Kabul, Afghanistan (CNN) -- The first batch of departing U.S. soldiers left Afghanistan this week, beginning a drawdown of 10,000 American troops scheduled to leave by year's end.
About 650 U.S. soldiers left the northeastern province of Parwan on Wednesday, according to Lt. Commander Colette Murphy, a spokeswoman for the NATO-led International Security Assistance Force.
Military officials say this is the first group of soldiers whose redeployment will not be replaced by a new rotation of fresh troops.
Another 600 troops are in the process of leaving, Murphy said. Both groups are from the Iowa National Guard.
The remainder of a 33,000 U.S. troop surge -- which began in 2009 -- are expected to return home by the end of 2012, President Barack Obama has said.
The full draw-down is expected to take place by the end of 2014, gradually transferring responsibilities to Afghan government forces.
About 150,000 ISAF forces are currently in Afghanistan, including nearly 100,000 from the United States -- the largest NATO presence in the region since the U.S.-led war began in 2001.
But the costs of a near decade-long conflict may appeal less and less to a war-weary public, still reeling from the effects of a global recession.
Last month, nearly three-quarters of Americans polled said they support the U.S. pulling out some or all of its forces from Afghanistan.

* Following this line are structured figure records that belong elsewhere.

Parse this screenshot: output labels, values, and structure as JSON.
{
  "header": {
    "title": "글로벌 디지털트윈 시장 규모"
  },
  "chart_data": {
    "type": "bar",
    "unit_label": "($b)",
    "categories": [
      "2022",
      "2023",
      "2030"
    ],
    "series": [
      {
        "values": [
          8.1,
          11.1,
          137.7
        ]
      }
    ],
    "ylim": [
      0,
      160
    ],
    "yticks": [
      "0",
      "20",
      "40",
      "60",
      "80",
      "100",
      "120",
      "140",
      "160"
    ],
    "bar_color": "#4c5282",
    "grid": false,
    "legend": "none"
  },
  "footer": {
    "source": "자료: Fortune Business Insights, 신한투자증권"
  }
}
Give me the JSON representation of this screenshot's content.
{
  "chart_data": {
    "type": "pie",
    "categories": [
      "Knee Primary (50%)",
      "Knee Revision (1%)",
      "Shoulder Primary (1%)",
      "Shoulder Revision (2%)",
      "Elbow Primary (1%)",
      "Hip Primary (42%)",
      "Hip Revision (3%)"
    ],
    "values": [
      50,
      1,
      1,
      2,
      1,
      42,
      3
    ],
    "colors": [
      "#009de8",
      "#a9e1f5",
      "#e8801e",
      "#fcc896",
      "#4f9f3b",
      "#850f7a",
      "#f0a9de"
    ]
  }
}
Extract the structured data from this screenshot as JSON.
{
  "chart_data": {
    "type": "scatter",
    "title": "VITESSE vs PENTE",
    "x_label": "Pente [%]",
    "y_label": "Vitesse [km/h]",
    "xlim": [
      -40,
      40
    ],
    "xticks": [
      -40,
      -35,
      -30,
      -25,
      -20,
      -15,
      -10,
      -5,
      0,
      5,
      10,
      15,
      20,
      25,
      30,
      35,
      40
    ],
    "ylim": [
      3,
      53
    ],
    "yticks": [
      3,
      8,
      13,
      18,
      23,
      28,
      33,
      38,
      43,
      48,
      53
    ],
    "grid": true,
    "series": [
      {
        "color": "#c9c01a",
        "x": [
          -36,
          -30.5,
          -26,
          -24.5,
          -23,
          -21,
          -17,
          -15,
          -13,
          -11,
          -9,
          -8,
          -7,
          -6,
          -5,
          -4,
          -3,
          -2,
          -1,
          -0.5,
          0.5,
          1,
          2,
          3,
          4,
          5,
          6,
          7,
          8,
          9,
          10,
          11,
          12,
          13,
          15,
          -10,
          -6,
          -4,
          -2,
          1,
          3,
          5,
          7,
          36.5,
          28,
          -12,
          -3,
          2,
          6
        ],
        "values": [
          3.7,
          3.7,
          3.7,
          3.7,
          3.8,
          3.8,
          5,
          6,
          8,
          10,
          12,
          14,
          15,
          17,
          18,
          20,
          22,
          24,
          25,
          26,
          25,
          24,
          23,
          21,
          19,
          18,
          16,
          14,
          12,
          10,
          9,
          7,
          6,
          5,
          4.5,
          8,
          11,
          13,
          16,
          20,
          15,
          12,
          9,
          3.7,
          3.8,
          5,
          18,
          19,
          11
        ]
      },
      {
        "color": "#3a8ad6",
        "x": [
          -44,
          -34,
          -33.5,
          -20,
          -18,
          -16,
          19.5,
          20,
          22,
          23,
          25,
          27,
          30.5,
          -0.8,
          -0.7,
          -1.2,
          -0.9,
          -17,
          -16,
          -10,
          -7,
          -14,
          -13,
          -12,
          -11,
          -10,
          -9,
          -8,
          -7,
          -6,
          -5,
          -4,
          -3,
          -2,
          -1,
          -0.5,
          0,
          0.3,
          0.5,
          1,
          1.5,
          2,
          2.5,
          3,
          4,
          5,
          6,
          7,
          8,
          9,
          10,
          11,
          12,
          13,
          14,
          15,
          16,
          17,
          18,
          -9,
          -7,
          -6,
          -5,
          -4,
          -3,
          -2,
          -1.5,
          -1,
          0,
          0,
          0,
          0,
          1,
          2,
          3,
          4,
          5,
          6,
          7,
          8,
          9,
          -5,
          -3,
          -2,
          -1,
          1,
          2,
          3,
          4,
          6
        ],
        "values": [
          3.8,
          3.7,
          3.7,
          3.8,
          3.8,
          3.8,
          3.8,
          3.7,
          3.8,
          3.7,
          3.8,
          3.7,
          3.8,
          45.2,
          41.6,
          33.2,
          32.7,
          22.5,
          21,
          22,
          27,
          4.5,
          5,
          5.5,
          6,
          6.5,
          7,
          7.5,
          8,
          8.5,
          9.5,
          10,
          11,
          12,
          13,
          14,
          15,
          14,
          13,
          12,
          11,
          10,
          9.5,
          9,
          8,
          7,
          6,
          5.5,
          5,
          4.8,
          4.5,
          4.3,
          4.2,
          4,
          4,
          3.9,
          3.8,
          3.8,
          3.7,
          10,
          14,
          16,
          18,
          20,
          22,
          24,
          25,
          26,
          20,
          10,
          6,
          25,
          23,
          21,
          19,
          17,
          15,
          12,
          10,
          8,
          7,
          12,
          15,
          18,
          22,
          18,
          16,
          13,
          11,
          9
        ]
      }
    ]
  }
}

Friday's news comes a day after Gen. David Petraeus -- the outgoing top commander of the NATO forces in Afghanistan -- crossed into Pakistan with his successor, Marine Lt. Gen. John Allen, to meet with top Pakistani military brass.
The meeting -- Petraeus' seventh trip to the neighboring country as ISAF commander -- was part of an effort to "improve regional security," according to a NATO statement.

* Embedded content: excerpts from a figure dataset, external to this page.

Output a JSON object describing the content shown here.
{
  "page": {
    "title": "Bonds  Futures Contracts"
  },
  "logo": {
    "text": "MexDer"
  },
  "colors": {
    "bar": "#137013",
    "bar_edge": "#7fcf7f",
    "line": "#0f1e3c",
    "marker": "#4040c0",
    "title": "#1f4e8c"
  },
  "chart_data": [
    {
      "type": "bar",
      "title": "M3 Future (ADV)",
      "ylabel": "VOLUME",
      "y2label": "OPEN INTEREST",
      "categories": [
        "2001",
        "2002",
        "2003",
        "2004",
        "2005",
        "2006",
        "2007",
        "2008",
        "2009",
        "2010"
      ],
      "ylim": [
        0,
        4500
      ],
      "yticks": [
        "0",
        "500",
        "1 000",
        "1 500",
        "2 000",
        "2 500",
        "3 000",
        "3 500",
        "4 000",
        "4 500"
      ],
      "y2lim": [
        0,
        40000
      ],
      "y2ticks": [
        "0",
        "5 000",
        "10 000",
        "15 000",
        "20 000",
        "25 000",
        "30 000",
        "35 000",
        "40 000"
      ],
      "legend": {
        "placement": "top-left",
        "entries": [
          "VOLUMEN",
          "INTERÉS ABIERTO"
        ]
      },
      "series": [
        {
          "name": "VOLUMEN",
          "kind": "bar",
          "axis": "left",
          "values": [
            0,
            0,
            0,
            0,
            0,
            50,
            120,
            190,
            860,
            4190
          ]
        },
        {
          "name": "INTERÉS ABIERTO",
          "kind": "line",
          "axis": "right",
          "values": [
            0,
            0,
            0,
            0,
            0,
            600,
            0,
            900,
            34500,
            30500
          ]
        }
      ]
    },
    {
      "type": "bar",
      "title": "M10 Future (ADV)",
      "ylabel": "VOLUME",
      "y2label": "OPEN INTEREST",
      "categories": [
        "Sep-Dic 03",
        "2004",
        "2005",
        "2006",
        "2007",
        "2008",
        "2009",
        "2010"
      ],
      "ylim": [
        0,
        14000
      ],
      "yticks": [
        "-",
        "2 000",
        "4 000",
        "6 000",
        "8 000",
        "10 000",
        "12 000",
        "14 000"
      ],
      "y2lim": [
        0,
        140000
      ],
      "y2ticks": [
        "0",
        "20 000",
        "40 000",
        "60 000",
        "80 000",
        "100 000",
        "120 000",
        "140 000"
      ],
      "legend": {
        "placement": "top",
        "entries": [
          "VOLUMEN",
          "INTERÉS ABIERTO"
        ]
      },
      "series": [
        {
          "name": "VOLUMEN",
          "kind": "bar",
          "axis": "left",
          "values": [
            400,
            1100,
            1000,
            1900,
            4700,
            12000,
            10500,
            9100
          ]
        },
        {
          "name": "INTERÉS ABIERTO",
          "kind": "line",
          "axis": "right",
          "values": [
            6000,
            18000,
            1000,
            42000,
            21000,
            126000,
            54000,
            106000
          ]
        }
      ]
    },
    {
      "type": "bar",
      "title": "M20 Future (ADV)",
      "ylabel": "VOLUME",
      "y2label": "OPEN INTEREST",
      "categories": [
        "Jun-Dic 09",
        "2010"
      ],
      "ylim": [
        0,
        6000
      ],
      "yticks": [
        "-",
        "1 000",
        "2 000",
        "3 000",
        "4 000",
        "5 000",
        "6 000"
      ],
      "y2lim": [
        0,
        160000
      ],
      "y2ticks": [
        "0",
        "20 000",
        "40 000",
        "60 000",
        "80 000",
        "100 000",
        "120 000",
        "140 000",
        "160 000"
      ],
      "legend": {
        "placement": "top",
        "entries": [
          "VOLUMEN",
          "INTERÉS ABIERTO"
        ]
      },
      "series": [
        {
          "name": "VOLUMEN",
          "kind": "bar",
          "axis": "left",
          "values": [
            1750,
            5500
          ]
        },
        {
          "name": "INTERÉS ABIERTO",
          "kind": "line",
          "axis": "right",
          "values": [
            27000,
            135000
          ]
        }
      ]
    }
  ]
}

The United States is currently holding back $800 million in aid to its longtime ally, after Pakistan decided to reduce the number of visas for U.S. military trainers.

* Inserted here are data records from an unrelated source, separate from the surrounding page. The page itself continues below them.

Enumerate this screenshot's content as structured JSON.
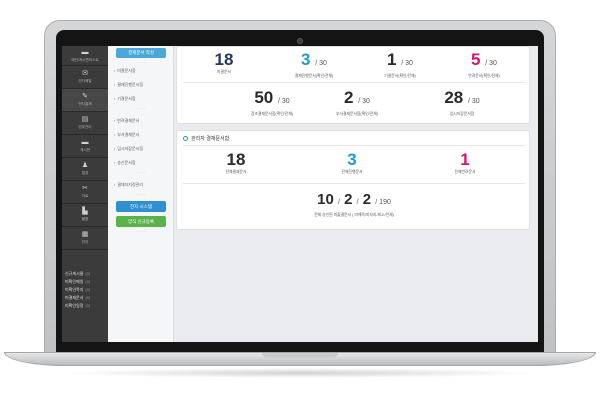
{
  "sidebar": {
    "items": [
      {
        "icon": "home-icon",
        "glyph": "▬",
        "label": "메인/게시판리스트"
      },
      {
        "icon": "mail-icon",
        "glyph": "✉",
        "label": "전자메일"
      },
      {
        "icon": "approval-icon",
        "glyph": "✎",
        "label": "전자결재"
      },
      {
        "icon": "document-icon",
        "glyph": "▤",
        "label": "업무관리"
      },
      {
        "icon": "chat-icon",
        "glyph": "▬",
        "label": "게시판"
      },
      {
        "icon": "person-icon",
        "glyph": "♟",
        "label": "일정"
      },
      {
        "icon": "tool-icon",
        "glyph": "✂",
        "label": "자료"
      },
      {
        "icon": "cart-icon",
        "glyph": "▙",
        "label": "물품"
      },
      {
        "icon": "settings-icon",
        "glyph": "▦",
        "label": "관리"
      }
    ],
    "links": [
      {
        "label": "신규게시물",
        "count": "(0)"
      },
      {
        "label": "미확인메일",
        "count": "(0)"
      },
      {
        "label": "미확인쪽지",
        "count": "(0)"
      },
      {
        "label": "미결재문서",
        "count": "(0)"
      },
      {
        "label": "미확인일정",
        "count": "(0)"
      }
    ]
  },
  "submenu": {
    "top_button": "결재문서 작성",
    "groups": [
      [
        "미결문서함",
        "결재진행문서함",
        "기결문서함"
      ],
      [
        "반려결재문서",
        "부서결재문서",
        "임시저장문서함",
        "송신문서함"
      ],
      [
        "결재자지정관리"
      ]
    ],
    "btn_system": "전자 시스템",
    "btn_register": "양식 신규등록"
  },
  "stats_top": [
    {
      "value": "18",
      "of": "",
      "label": "미결문서",
      "color": "navy"
    },
    {
      "value": "3",
      "of": "/ 30",
      "label": "결재진행문서(확인/전체)",
      "color": "blue"
    },
    {
      "value": "1",
      "of": "/ 30",
      "label": "기결문서(확인/전체)",
      "color": "dark"
    },
    {
      "value": "5",
      "of": "/ 30",
      "label": "반려문서(확인/전체)",
      "color": "pink"
    }
  ],
  "stats_mid": [
    {
      "value": "50",
      "of": "/ 30",
      "label": "참조결재문서함(확인/전체)"
    },
    {
      "value": "2",
      "of": "/ 30",
      "label": "부서결재문서함(확인/전체)"
    },
    {
      "value": "28",
      "of": "/ 30",
      "label": "임시저장문서함"
    }
  ],
  "admin": {
    "title": "관리자 결재문서함",
    "stats": [
      {
        "value": "18",
        "label": "전체결재문서",
        "color": "dark"
      },
      {
        "value": "3",
        "label": "전체진행문서",
        "color": "blue"
      },
      {
        "value": "1",
        "label": "전체반려문서",
        "color": "pink"
      }
    ],
    "combo": {
      "a": "10",
      "b": "2",
      "c": "2",
      "total": "190",
      "label": "전체 승인된 미출결문서 ( 미해독/미처리/회소/전체)"
    }
  },
  "colors": {
    "navy": "#23395d",
    "blue": "#1a9ad6",
    "dark": "#2a2a2a",
    "pink": "#d4156c",
    "sidebar": "#3b3b3b"
  }
}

Relations between the two nuclear powers had soured after a U.S. raid on former al Qaeda leader Osama bin Laden's compound in May.
Tensions have also been strained by U.S. drone attacks in Pakistan's tribal areas that have sometimes resulted in civilian casualties.
Meanwhile, Petraeus' exit and the troop draw-down comes amid a rash of recent violence across Afghanistan, particularly in country's restive southern and eastern provinces.
On Thursday, a suicide bomber slipped into a Kandahar mosque and killed at least six people, wounding 15 others, a hospital official said.
The attack occurred as several high-ranking Afghan officials had gathered to remember President Hamid Karzai's half-brother, Ahmed Wali Karzai, the Kandahar provincial council chief and a key powerbroker in the region, who was slain Tuesday by a long-time bodyguard.
News of the draw-down has since raised looming queries about the country's future.
While diminishing numbers of NATO forces are expected to transfer power to their Afghan counterparts, skeptics question whether Afghanistan's fledgling security apparatus can effectively repel a resurgent militancy without foreign intervention.